Rising temperatures could drive some species to become sterile

Male sperm cells swimming in the fallopian tube. 3D illustration | Shutterstock

Rising temperatures could drive some species to become sterile, making them succumb to the effects of climate change earlier than thought, scientists say.

Currently, researchers are trying to predict where species will be lost due to climate change, so they can build suitable reserves in the locations they will eventually need to move to.

However, most of the data on when temperature will prevent species surviving in an area is based on the 'critical thermal limit' or CTL -- the temperature at which they collapse, stop moving or die, according to researchers from University of Liverpool in the UK.

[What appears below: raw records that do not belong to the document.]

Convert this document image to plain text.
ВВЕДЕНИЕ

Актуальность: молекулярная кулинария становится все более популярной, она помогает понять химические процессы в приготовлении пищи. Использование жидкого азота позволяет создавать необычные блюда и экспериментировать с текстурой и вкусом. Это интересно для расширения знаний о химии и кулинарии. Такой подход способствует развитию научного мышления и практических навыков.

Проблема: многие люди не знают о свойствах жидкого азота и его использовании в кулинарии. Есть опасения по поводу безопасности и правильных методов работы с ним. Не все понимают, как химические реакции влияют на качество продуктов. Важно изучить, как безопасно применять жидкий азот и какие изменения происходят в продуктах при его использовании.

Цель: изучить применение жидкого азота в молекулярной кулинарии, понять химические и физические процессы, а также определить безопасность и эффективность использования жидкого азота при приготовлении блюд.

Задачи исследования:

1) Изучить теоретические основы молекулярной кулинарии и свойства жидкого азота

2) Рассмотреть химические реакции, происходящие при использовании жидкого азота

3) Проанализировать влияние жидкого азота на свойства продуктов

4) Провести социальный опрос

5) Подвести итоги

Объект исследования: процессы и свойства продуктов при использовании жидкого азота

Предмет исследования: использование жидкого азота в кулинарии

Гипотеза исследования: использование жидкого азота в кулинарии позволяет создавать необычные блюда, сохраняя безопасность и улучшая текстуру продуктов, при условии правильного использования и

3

In a research published in Trends in Ecology and Evolution, the researchers highlight that extensive data from a wide variety of plants and animals suggests that organisms lose fertility at lower temperatures than their CTL.

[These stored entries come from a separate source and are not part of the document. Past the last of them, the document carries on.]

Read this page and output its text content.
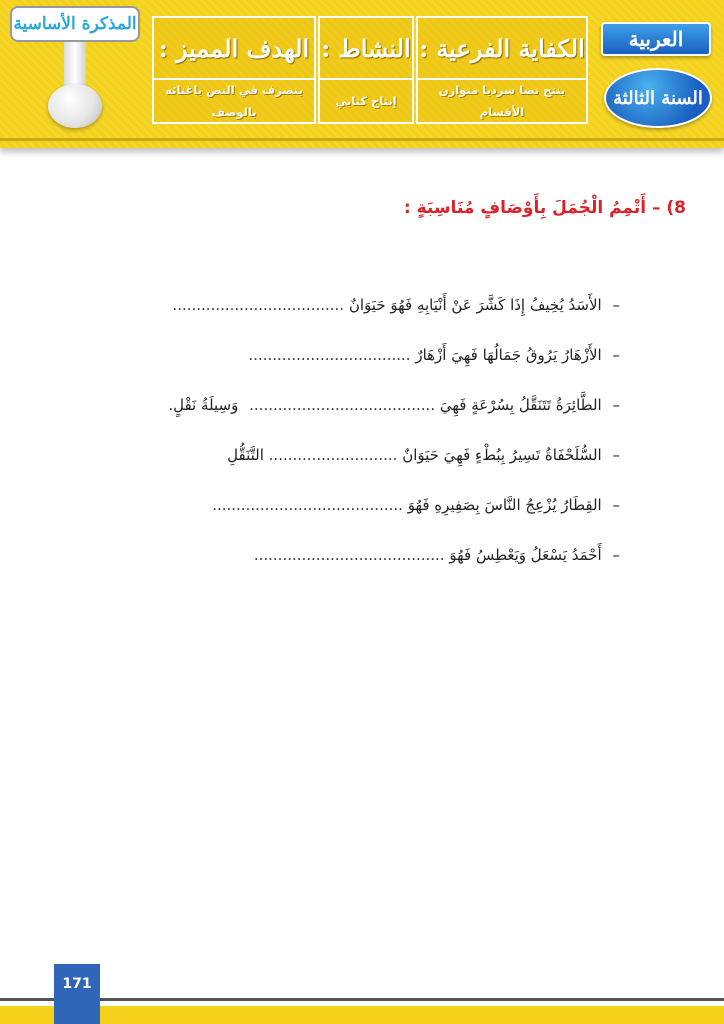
المذكرة الأساسية
الهدف المميز :
يتصرف في النص باغنائه بالوصف
النشاط :
إنتاج كتابي
الكفاية الفرعية :
ينتج نصا سرديا متوازن الأقسام
العربية
السنة الثالثة
8) – أَتْمِمُ الْجُمَلَ بِأَوْصَافٍ مُنَاسِبَةٍ :
– الأَسَدُ يُخِيفُ إِذَا كَشَّرَ عَنْ أَنْيَابِهِ فَهُوَ حَيَوَانٌ ....................................
– الأَزْهَارُ يَرُوقُ جَمَالُهَا فَهِيَ أَزْهَارٌ ..................................
– الطَّائِرَةُ تَتَنَقَّلُ بِسُرْعَةٍ فَهِيَ ....................................... وَسِيلَةُ نَقْلٍ.
– السُّلَحْفَاةُ تَسِيرُ بِبُطْءٍ فَهِيَ حَيَوَانٌ ........................... التَّنَقُّلِ
– القِطَارُ يُزْعِجُ النَّاسَ بِصَفِيرِهِ فَهُوَ ........................................
– أَحْمَدُ يَسْعَلُ وَيَعْطِسُ فَهُوَ ........................................
171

Certain groups are thought to be most vulnerable to climate-induced fertility loss, including cold-blooded animals and aquatic species.

"There is a risk that we are underestimating the impact of climate change on species survival because we have focused on the temperatures that are lethal to organisms, rather than the temperatures at which organisms can no longer breed," said Tom Price from the University of Liverpool.

"Currently the information we have suggests this will be a serious issue for many organisms," said Price.

Researchers proposed another measure of how organisms function at extreme temperatures that focuses on fertility, which they have called the Thermal Fertility Limit or 'TFL'.

"We think that if biologists study TFLs as well as CTLs then we will be able to work out whether fertility losses due to climate change are something to worry about, which organisms are particularly vulnerable to these thermal fertility losses, and how to design conservation programmes that will allow species to survive our changing climate," Price said.

"We need researchers across the world, working in very different systems, from fish, to coral, to flowers, to mammals and flies, to find a way to measure how temperature impacts fertility in that organism and compare it to estimates of the temperature at which they die or stop functioning," he said.